For a long time, we've known that muscle from people with type 2 diabetes just does not respond to insulin in an adequate way.
– Anna Krook, Karolinska Institute
These analyses helped the team understand how their cohort’s muscles responded to insulin on a molecular level. They placed the resulting sensitivity ratings — called M-values — on a continuum. They found that the protein most strongly linked to insulin resistance was a subunit of AMP-activated protein kinase. This protein has “been studied forever” in the metabolomics field, said Krook.

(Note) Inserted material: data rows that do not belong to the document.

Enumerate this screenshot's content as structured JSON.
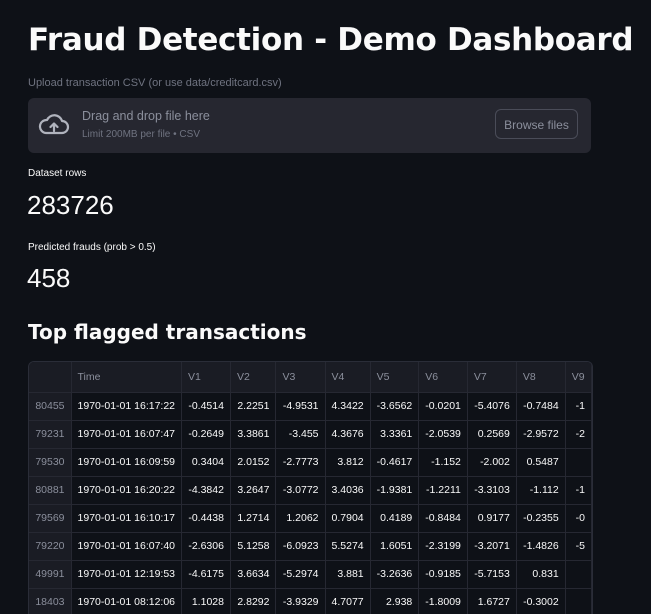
{
  "app": {
    "title": "Fraud Detection - Demo Dashboard"
  },
  "uploader": {
    "label": "Upload transaction CSV (or use data/creditcard.csv)",
    "drop_text": "Drag and drop file here",
    "limit_text": "Limit 200MB per file • CSV",
    "browse_label": "Browse files",
    "icon": "cloud-upload-icon"
  },
  "metrics": {
    "rows_label": "Dataset rows",
    "rows_value": "283726",
    "frauds_label": "Predicted frauds (prob > 0.5)",
    "frauds_value": "458"
  },
  "section": {
    "title": "Top flagged transactions"
  },
  "table": {
    "columns": [
      "",
      "Time",
      "V1",
      "V2",
      "V3",
      "V4",
      "V5",
      "V6",
      "V7",
      "V8",
      "V9"
    ],
    "rows": [
      [
        "80455",
        "1970-01-01 16:17:22",
        "-0.4514",
        "2.2251",
        "-4.9531",
        "4.3422",
        "-3.6562",
        "-0.0201",
        "-5.4076",
        "-0.7484",
        "-1"
      ],
      [
        "79231",
        "1970-01-01 16:07:47",
        "-0.2649",
        "3.3861",
        "-3.455",
        "4.3676",
        "3.3361",
        "-2.0539",
        "0.2569",
        "-2.9572",
        "-2"
      ],
      [
        "79530",
        "1970-01-01 16:09:59",
        "0.3404",
        "2.0152",
        "-2.7773",
        "3.812",
        "-0.4617",
        "-1.152",
        "-2.002",
        "0.5487",
        ""
      ],
      [
        "80881",
        "1970-01-01 16:20:22",
        "-4.3842",
        "3.2647",
        "-3.0772",
        "3.4036",
        "-1.9381",
        "-1.2211",
        "-3.3103",
        "-1.112",
        "-1"
      ],
      [
        "79569",
        "1970-01-01 16:10:17",
        "-0.4438",
        "1.2714",
        "1.2062",
        "0.7904",
        "0.4189",
        "-0.8484",
        "0.9177",
        "-0.2355",
        "-0"
      ],
      [
        "79220",
        "1970-01-01 16:07:40",
        "-2.6306",
        "5.1258",
        "-6.0923",
        "5.5274",
        "1.6051",
        "-2.3199",
        "-3.2071",
        "-1.4826",
        "-5"
      ],
      [
        "49991",
        "1970-01-01 12:19:53",
        "-4.6175",
        "3.6634",
        "-5.2974",
        "3.881",
        "-3.2636",
        "-0.9185",
        "-5.7153",
        "0.831",
        ""
      ],
      [
        "18403",
        "1970-01-01 08:12:06",
        "1.1028",
        "2.8292",
        "-3.9329",
        "4.7077",
        "2.938",
        "-1.8009",
        "1.6727",
        "-0.3002",
        ""
      ]
    ]
  }
}
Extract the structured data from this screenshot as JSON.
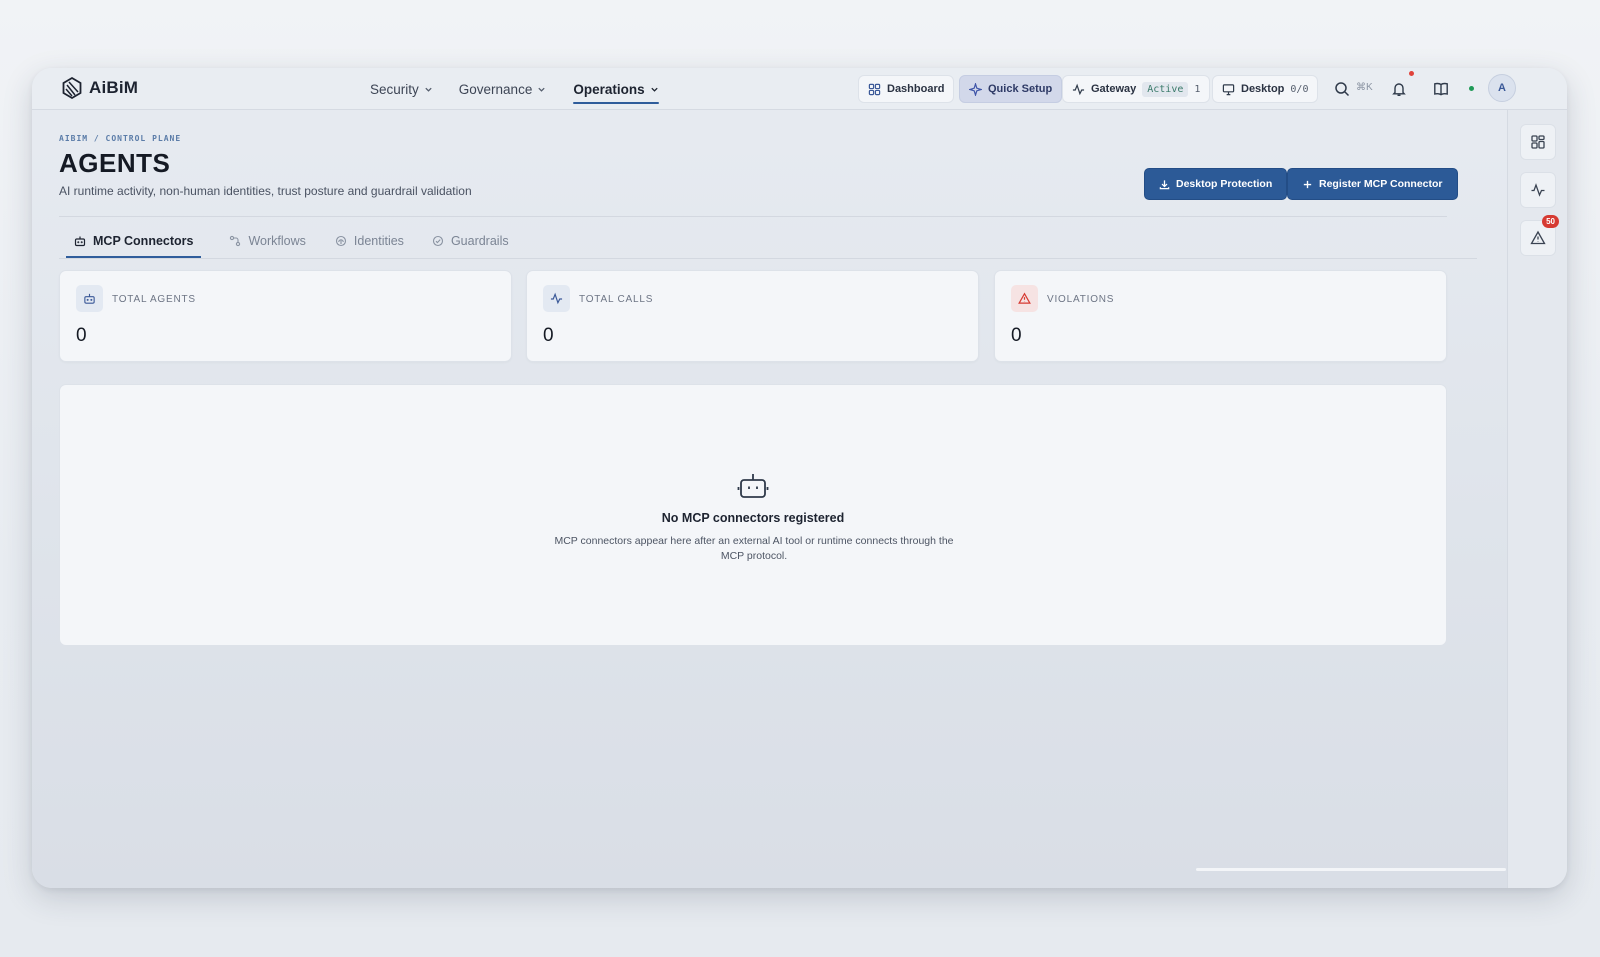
{
  "app": {
    "name": "AiBiM"
  },
  "nav": [
    {
      "label": "Security",
      "active": false
    },
    {
      "label": "Governance",
      "active": false
    },
    {
      "label": "Operations",
      "active": true
    }
  ],
  "topbar": {
    "dashboard_label": "Dashboard",
    "quick_setup_label": "Quick Setup",
    "gateway_label": "Gateway",
    "gateway_status": "Active",
    "gateway_count": "1",
    "desktop_label": "Desktop",
    "desktop_count": "0/0",
    "search_shortcut": "⌘K",
    "avatar_initial": "A"
  },
  "rail": {
    "alerts_badge": "50"
  },
  "header": {
    "breadcrumb": "AIBIM / CONTROL PLANE",
    "title": "AGENTS",
    "subtitle": "AI runtime activity, non-human identities, trust posture and guardrail validation",
    "desktop_protection_label": "Desktop Protection",
    "register_label": "Register MCP Connector"
  },
  "tabs": [
    {
      "label": "MCP Connectors",
      "active": true
    },
    {
      "label": "Workflows",
      "active": false
    },
    {
      "label": "Identities",
      "active": false
    },
    {
      "label": "Guardrails",
      "active": false
    }
  ],
  "stats": [
    {
      "label": "TOTAL AGENTS",
      "value": "0"
    },
    {
      "label": "TOTAL CALLS",
      "value": "0"
    },
    {
      "label": "VIOLATIONS",
      "value": "0"
    }
  ],
  "empty_state": {
    "title": "No MCP connectors registered",
    "description": "MCP connectors appear here after an external AI tool or runtime connects through the MCP protocol."
  },
  "colors": {
    "accent": "#2c5a97",
    "active_pill_text": "#3a7a6a",
    "alert_red": "#d63a32",
    "status_green": "#1f9a57"
  }
}
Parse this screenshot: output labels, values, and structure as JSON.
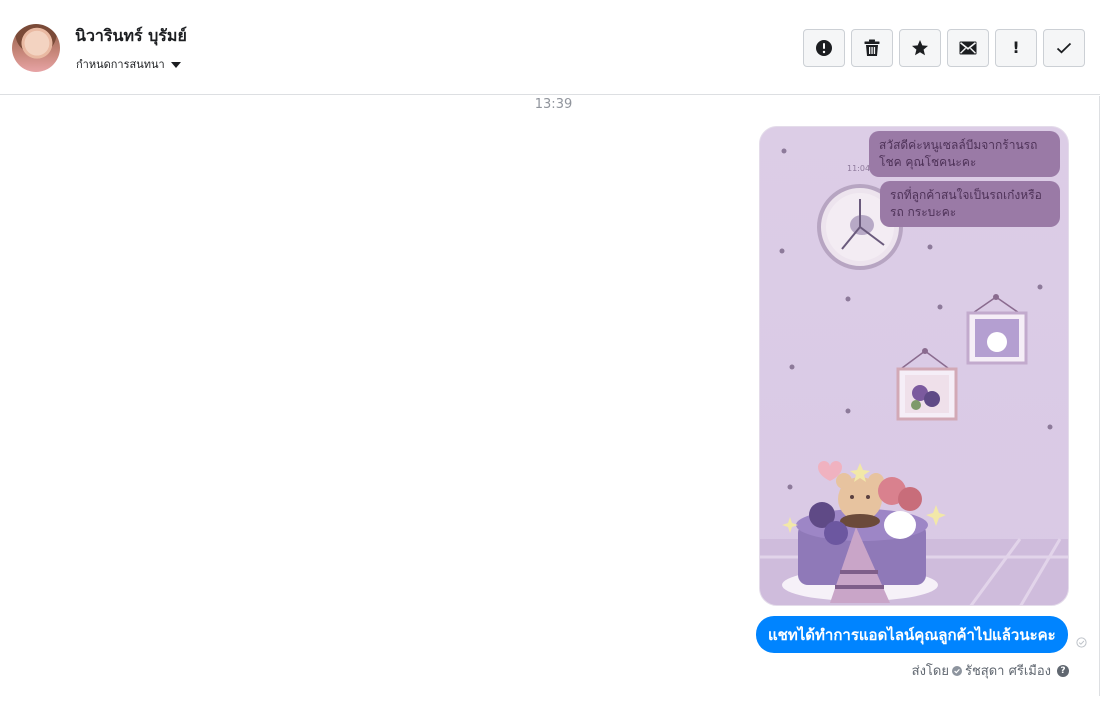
{
  "header": {
    "contact_name": "นิวารินทร์ บุรัมย์",
    "conversation_menu_label": "กำหนดการสนทนา",
    "toolbar": [
      {
        "name": "report-spam-button",
        "icon": "alert-circle-icon"
      },
      {
        "name": "delete-button",
        "icon": "trash-icon"
      },
      {
        "name": "star-button",
        "icon": "star-icon"
      },
      {
        "name": "mark-unread-button",
        "icon": "envelope-icon"
      },
      {
        "name": "follow-up-button",
        "icon": "exclamation-icon",
        "label": "!"
      },
      {
        "name": "mark-done-button",
        "icon": "check-icon"
      }
    ]
  },
  "conversation": {
    "timestamp": "13:39",
    "image_message": {
      "bubbles": [
        "สวัสดีค่ะหนูเซลล์บีมจากร้านรถโชค คุณโชคนะคะ",
        "รถที่ลูกค้าสนใจเป็นรถเก๋งหรือรถ กระบะคะ"
      ],
      "time_label": "11:04",
      "accent_colors": [
        "#dccde6",
        "#9a7aa6",
        "#7b5a9e"
      ]
    },
    "text_message": "แชทได้ทำการแอดไลน์คุณลูกค้าไปแล้วนะคะ",
    "sent_by_label": "ส่งโดย",
    "sender_name": "รัชสุดา ศรีเมือง",
    "help_label": "?"
  },
  "colors": {
    "message_blue": "#0084ff",
    "border": "#dddfe2",
    "muted_text": "#90949c"
  }
}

Their new work showed that in humans who were highly insulin-resistant, this protein was highly phosphorylated. Interestingly, this phosphorylation site is found uniquely in humans, meaning that preclinical research in rodents or even nonhuman primates would not have detected it. The analysis also revealed that the cohort’s insulin sensitivity varied widely. Some people who didn’t have type 2 diabetes had lower insulin sensitivity than patients with the condition, and the sample revealed a wide spectrum of insulin resistance among the entire study cohort.
Krook and Deshmukh said they are currently in the process of whittling down the most promising targets from their extensive list of altered proteins in collaboration with industry. This study will act as a “springboard,” for further research in linked pathways, said Krook. “If there’s phosphorylation, or a lack of phosphorylation on a protein, it tells us that there was an enzyme upstream that didn’t do its job properly.” The authors hope that boosting or reducing phosphorylation of key molecular sites may also sensitize the surrounding skeletal muscle tissue to insulin.
Paul Franks, an epidemiologist at Lund University and Queen Mary University of London, praised the study’s “outstanding” physiological analysis, but noted that translating the findings into clinical practice would be challenging. Krook and Deshmukh acknowledged that invasive muscle biopsy is unlikely to work as a mass diagnostic test to detect insulin resistance. They are exploring diagnostic options that could use blood tests in place of the muscle biopsies to investigate linked pathways.
Franks also highlighted that the study doesn’t capture all diabetic disease mechanisms. Some patients’ relatively high muscle insulin sensitivity showed that their symptoms were likely driven by impacts on other organs and tissues, he said. Significant minorities of type 2 diabetics are not overweight or obese and have much lower levels of insulin resistance. These individuals likely have failures in other cell types that regulate insulin (4).
Importantly, these patients are more commonly found in populations in the global south. Krook and Deshmukh stated that their cohort’s ethnicity was largely white European; however, no data on this could be reported in the study, as ethnicity recording is not permitted in Sweden.
Franks said that despite these limitations, in-depth molecular analysis represents the future of the field. “That's the direction of travel that we should be heading into to really understand the elements of heterogeneity in type 2 diabetes,” he said.
References
- Tomic D. et al. The burden and risks of emerging complications of diabetes mellitus. Nat Rev Endocrinol 18, 525–539 (2022).
- Kjærgaard J. et al. Personalized molecular signatures of insulin resistance and type 2 diabetes. Cell (2025).
- Tam C.S. et al. Defining insulin resistance from hyperinsulinemic-euglycemic clamps. Diabetes Care 35,1605–1610 (2012).
- George A.M. et al. Lean diabetes mellitus: An emerging entity in the era of obesity. World J Diabetes 6, 613–620 (2015).